Restaurações classe III estão relacionadas ao tratamento de lesões cariosas que se iniciam na região proximal de dentes anteriores, geralmente na área de contato entre os dentes, e não comprometem o ângulo incisal. Com o avanço e após a remoção do tecido cariado, as cavidades passam a apresentar um formato de meia lua e podem envolver a parede vestibular e/ou palatina, estendendo-se muitas vezes da região cervical à borda incisal. Considerando que as diferentes regiões apresentam características cromáticas distintas, quando a face vestibular está comprometida, temos uma grande dificuldade de mascarar a emenda da restauração com o dente ao trabalhamos com resinas compostas.

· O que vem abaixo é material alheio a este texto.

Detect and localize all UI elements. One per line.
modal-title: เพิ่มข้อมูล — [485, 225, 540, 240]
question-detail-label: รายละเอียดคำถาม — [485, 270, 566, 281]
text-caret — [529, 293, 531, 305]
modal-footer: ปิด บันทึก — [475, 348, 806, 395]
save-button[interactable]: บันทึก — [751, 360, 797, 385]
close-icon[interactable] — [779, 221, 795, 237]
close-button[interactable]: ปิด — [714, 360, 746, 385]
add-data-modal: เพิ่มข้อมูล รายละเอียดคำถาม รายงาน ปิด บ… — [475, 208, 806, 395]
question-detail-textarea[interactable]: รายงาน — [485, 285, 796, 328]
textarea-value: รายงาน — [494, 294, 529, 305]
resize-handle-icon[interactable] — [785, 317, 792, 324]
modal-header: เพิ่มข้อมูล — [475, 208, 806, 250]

Em resumo, as restaurações classe III representam um dos principais desafios da Odontologia Estética, sendo complexa a obtenção de resultados imperceptíveis, especialmente quando estamos diante de preparos menos conservadores. Além disso, esses preparos aumentam o risco de exposições pulpares. Sendo assim, o diagnóstico precoce melhora o prognóstico dessas restaurações. Neste post apresentaremos estratégias e possibilidades de tratamento com resinas compostas para aumentar a previsibilidade de resultados em restaurações classe III.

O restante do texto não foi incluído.